In our study, most of the patients reporting facial symptoms were negative for DM. However, itch and exfoliation were the two factors that were significantly associated with the presence of DM. In a study conducted by Karincaoglu et al., authors examined 67 patients with kidney failure [26]. The results show that patients on chronic dialysis have significantly higher density of DM (6.12/cm2 vs. 0.31/cm2). The authors mentioned also that patients with demodicosis reported pruritus more often, even though it was not statistically significant [26]. The observation was also confirmed in our study. Amitay-Laish et al. in their study retrospectively reviewed medical documentation of 28 patients under immunosuppression with demodicosis. Authors highlight that demodicosis may have diverse clinical presentations and clinicians should have it in mind when diagnosing facial eruptions in patients under immunosuppression [27].

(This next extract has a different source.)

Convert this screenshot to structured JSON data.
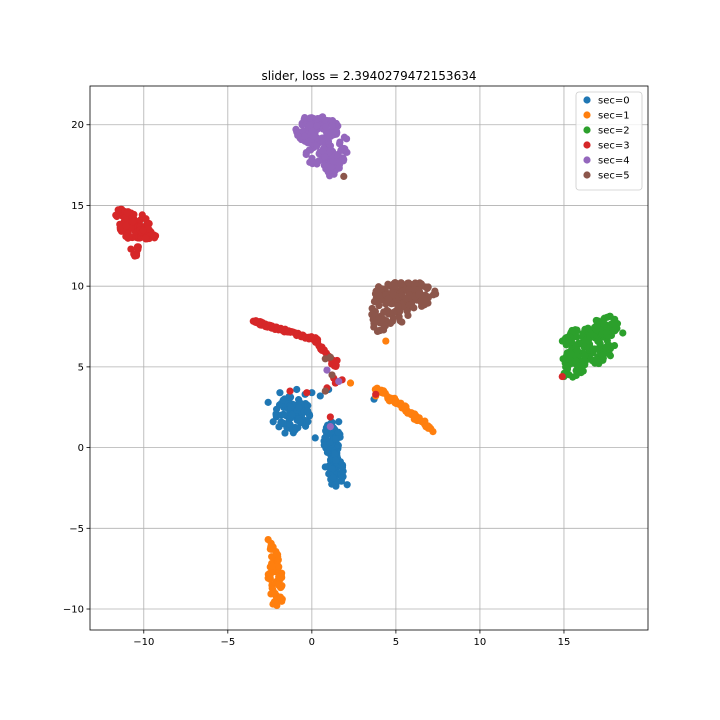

The biggest limitation of our study is the Demodex test method that was dictated by the Clinic’s testing standard. In order to obtain the highest possible sensitivity, we enriched the study with dermoscopic evaluation that is also mentioned as a useful tool to confirm the diagnosis [28–30]. Samples were obtained from the skin of the T zone or, in patients that presented symptoms that indicate demodicosis, from the lesions. Different localizations in patients’ faces may suggest lack of method uniformity and another limitation, but at the same time we believe that it enabled to catch the areas with the biggest amount of DM in symptomatic patients and ensure their DM test to be positive.
The strength of our study is the number of included patients.
Conclusions
In our study, demodicosis does not occur more often among SOTRs than in the general population. However, there are some factors and symptoms that can indicate demodicosis. We suggest that practicians should consider Demodex test if patients after organ transplantation report itch or/and exfoliation of the skin of the face. In TAC treated patients the prevalence of demodicosis was higher as compared to CsA.